The Italian dipped his right wheels on the artificial turf beyond the curb at the exit of Turn 8 and lost control of his car, spinning backwards into the wall at Turn 9 and shattering his rear wing. He tried to continue but was instructed to stop the car by the side of the road to prevent it from shedding any more parts, and red flags were thrown to clear the debris and repair the barriers.
Pierre Gasly slipped into third behind the Mercedes duo in a strong afternoon with a difficult ending, the Frenchman losing the front wing of his AlphaTauri hopping over the sausage curbs at Turn 2 in the final seconds of the hour. McLaren’s Lando Norris and Alpine’s Esteban Ocon followed in fifth and sixth.
Carlos Sainz was seventh in the lead Ferrari, just 0.057s slower than Verstappen. Fernando Alonso followed in eighth ahead of Sebastian Vettel and Charles Leclerc in the second Ferrari to complete the top 10, the Monegasque having only just avoided a Giovinazzi-style crash on the turf earlier in the session.

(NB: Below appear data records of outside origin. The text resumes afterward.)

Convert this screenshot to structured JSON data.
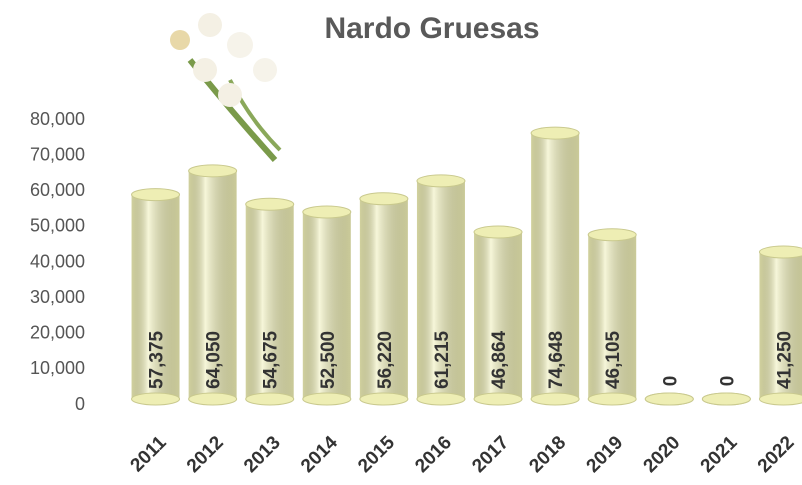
{
  "chart_data": {
    "type": "bar",
    "title": "Nardo Gruesas",
    "categories": [
      "2011",
      "2012",
      "2013",
      "2014",
      "2015",
      "2016",
      "2017",
      "2018",
      "2019",
      "2020",
      "2021",
      "2022"
    ],
    "values": [
      57375,
      64050,
      54675,
      52500,
      56220,
      61215,
      46864,
      74648,
      46105,
      0,
      0,
      41250
    ],
    "value_labels": [
      "57,375",
      "64,050",
      "54,675",
      "52,500",
      "56,220",
      "61,215",
      "46,864",
      "74,648",
      "46,105",
      "0",
      "0",
      "41,250"
    ],
    "color": "#eeeeb4",
    "ylim": [
      0,
      80000
    ],
    "yticks": [
      0,
      {
        "value": 10000,
        "label": "10,000"
      },
      {
        "value": 20000,
        "label": "20,000"
      },
      {
        "value": 30000,
        "label": "30,000"
      },
      {
        "value": 40000,
        "label": "40,000"
      },
      {
        "value": 50000,
        "label": "50,000"
      },
      {
        "value": 60000,
        "label": "60,000"
      },
      {
        "value": 70000,
        "label": "70,000"
      },
      {
        "value": 80000,
        "label": "80,000"
      }
    ],
    "grid": false
  }
}
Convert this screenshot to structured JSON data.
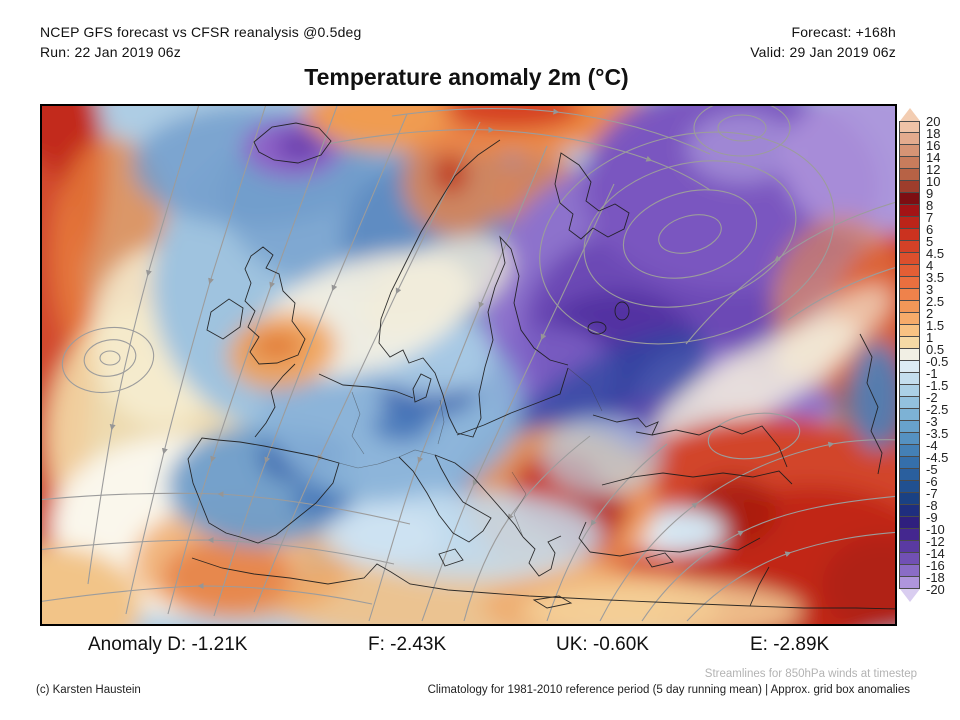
{
  "header": {
    "left_line1": "NCEP GFS forecast vs CFSR reanalysis @0.5deg",
    "left_line2": "Run: 22 Jan 2019 06z",
    "right_line1": "Forecast: +168h",
    "right_line2": "Valid: 29 Jan 2019 06z"
  },
  "title": "Temperature anomaly 2m (°C)",
  "map": {
    "type": "filled temperature-anomaly contour map with wind streamlines",
    "region": "Europe / North Atlantic",
    "overlay": "850hPa wind streamlines",
    "frame_color": "#000000",
    "base_color": "#AECDE4",
    "coastline_color": "#1C1C1C",
    "streamline_color": "#9C9C9C"
  },
  "colorbar": {
    "unit": "°C",
    "tick_labels": [
      "20",
      "18",
      "16",
      "14",
      "12",
      "10",
      "9",
      "8",
      "7",
      "6",
      "5",
      "4.5",
      "4",
      "3.5",
      "3",
      "2.5",
      "2",
      "1.5",
      "1",
      "0.5",
      "-0.5",
      "-1",
      "-1.5",
      "-2",
      "-2.5",
      "-3",
      "-3.5",
      "-4",
      "-4.5",
      "-5",
      "-6",
      "-7",
      "-8",
      "-9",
      "-10",
      "-12",
      "-14",
      "-16",
      "-18",
      "-20"
    ],
    "box_colors": [
      "#EFC3A7",
      "#E3AB8E",
      "#D69475",
      "#C87C5C",
      "#B76245",
      "#9E3D2C",
      "#7D0E12",
      "#A31315",
      "#BB2419",
      "#CB321F",
      "#D44127",
      "#DC4F2D",
      "#E35E35",
      "#EA6F3F",
      "#EF824B",
      "#F29758",
      "#F6AB6A",
      "#F8C283",
      "#F5D9A5",
      "#F1EFE4",
      "#DCEBF4",
      "#C4DEEE",
      "#ABD0E6",
      "#93C1DE",
      "#7DB2D5",
      "#68A2CB",
      "#5591C1",
      "#4480B6",
      "#356FAB",
      "#2A5F9E",
      "#215090",
      "#1A4183",
      "#1F2E7E",
      "#2F1F7E",
      "#44278F",
      "#5A3AA2",
      "#7150B4",
      "#8A6CC6",
      "#AF95DC"
    ],
    "arrow_top_color": "#F3CDB2",
    "arrow_bottom_color": "#D9CDF0"
  },
  "anomaly_summary": {
    "items": [
      "Anomaly D: -1.21K",
      "F: -2.43K",
      "UK: -0.60K",
      "E: -2.89K"
    ],
    "values": [
      {
        "region": "D",
        "value": "-1.21K"
      },
      {
        "region": "F",
        "value": "-2.43K"
      },
      {
        "region": "UK",
        "value": "-0.60K"
      },
      {
        "region": "E",
        "value": "-2.89K"
      }
    ]
  },
  "notes": {
    "streamlines": "Streamlines for 850hPa winds at timestep",
    "credit": "(c) Karsten Haustein",
    "climatology": "Climatology for 1981-2010 reference period (5 day running mean) | Approx. grid box anomalies"
  }
}
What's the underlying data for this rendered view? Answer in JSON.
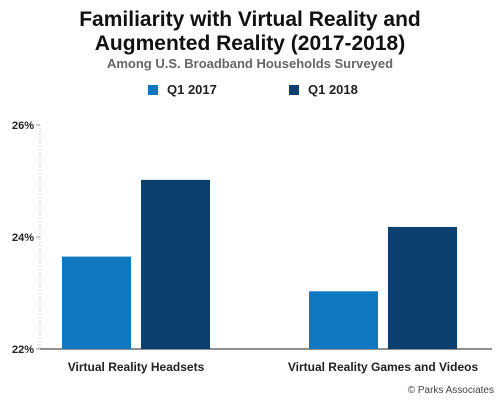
{
  "chart_data": {
    "type": "bar",
    "title_lines": [
      "Familiarity with Virtual Reality and",
      "Augmented Reality (2017-2018)"
    ],
    "subtitle": "Among U.S. Broadband Households Surveyed",
    "categories": [
      "Virtual Reality Headsets",
      "Virtual Reality Games and Videos"
    ],
    "series": [
      {
        "name": "Q1 2017",
        "color": "#0f78c0",
        "values": [
          23.65,
          23.03
        ]
      },
      {
        "name": "Q1 2018",
        "color": "#0b3f6e",
        "values": [
          25.02,
          24.18
        ]
      }
    ],
    "ylim": [
      22,
      26
    ],
    "yticks": [
      "22%",
      "24%",
      "26%"
    ],
    "ytick_values": [
      22,
      24,
      26
    ],
    "legend_position": "top-center",
    "grid": false
  },
  "credit": "© Parks Associates"
}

Sergio Perez was again way off the pace, ending the afternoon 11th and 1.345s down. Kimi Raikkonen managed 12th ahead of Williams driver George Russell and crashed Alfa Romeo teammate Giovinazzi, while Lance Stroll and Nicholas Latifi slotted into 15th and 16th
Daniel Ricciardo was 17th with only 11 laps to his name after losing more than 20 minutes of the session to an emergency power unit swap. McLaren had discovered a fault in the Australian’s engine at the end of FP1 and switched in another from his pool for the rest of the day, meaning no penalty will be incurred.
Yuki Tsunoda ended the day 18th ahead of Haas teammates Nikita Mazepin and Mick Schumacher.